Sedangkan {} disebut pembuka dan penutup blok deklarasi.


Sampai di sini paham masalah struktur dasar CSS? Kalau belum, pahami lagi. Kalau sudah paham, lanjut dengan pelajaran selanjutnya.

Contoh lain dari penggunaan CSS pada halaman HTML adalah:


<style>

P { 

color: green; 

text-weight: italic;

}

<style>


Kode di atas digunakan jika mau mengatur warna teks menjadi hijau dengan format italic. Nah, sampai di sini paham mengenai struktur dari CSS sederhana?


Kalau sudah, maka sudah sepantasnya kita masuk ke dalam style CSS. Seperti berikut ini:


CSS Internal Style


CSS Internal style memiliki kekurangan berupa penggunaannya memperlama load sebuah halaman. Lebih lagi, Internal Style cuma bisa diterapkan di satu halaman html saja. Meskipun begitu, tipe ini memiliki kelebihan juga di bagian sharing.


CSS Internal Style bisa membuat kemudahan berbagi pratinjau template. Ini karena CSS ini cuma berada di satu halaman saja. Jadi lebih mudah untuk melakukan sharing.


Baca Juga : review hosting Terbaikhttp://www.webhostingterbaik.net


CSS External Style


Tipe ini adalah CSS yang paling mudah untuk dilakukan. Semuanya dilakukan secara eksternal dalam file yang terpisah. Cuma, CSS Eksternal ini juga memperlambat load sebuah halaman. Sama seperti internal style.


CSS Inline Style


Metode yang ini cenderung ribet. Karena dalam penerapannya harus menggunakan elemen spesifik <style>. Kalau kamu tipe orang yang mau cepat, tidak disarankan menggunakan CSS tipe ini.

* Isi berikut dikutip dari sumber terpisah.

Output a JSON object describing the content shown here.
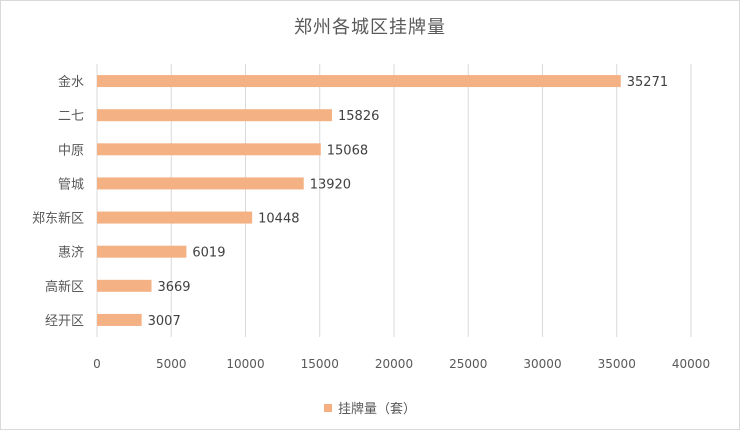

CSS pada umumnya digunakan untuk melengkapi HTML agar tampilan website lebih baik dan tidak monoton. Setiap metode CSS punya kelebihan dan kekurangan masing-masing. Penggunaannya juga harus sesuai dengan kebutuhan.


Misal, jika kamu ingin menerapkan CSS di banyak halaman sekaligus, maka terapkan saja External Style. Yang penting adalah tidak ada salahnya untuk mempelajari CSS ini. Terutama buat kamu yang ingin masuk ke dunia web design atau web development. CSS juga bisa diterapkan ke dalam situs dan blog pribadi.

Nah, itulah beberapa ilmu mengenai apa itu CSS secara ringkas dan singkat. Semoga bermanfaat.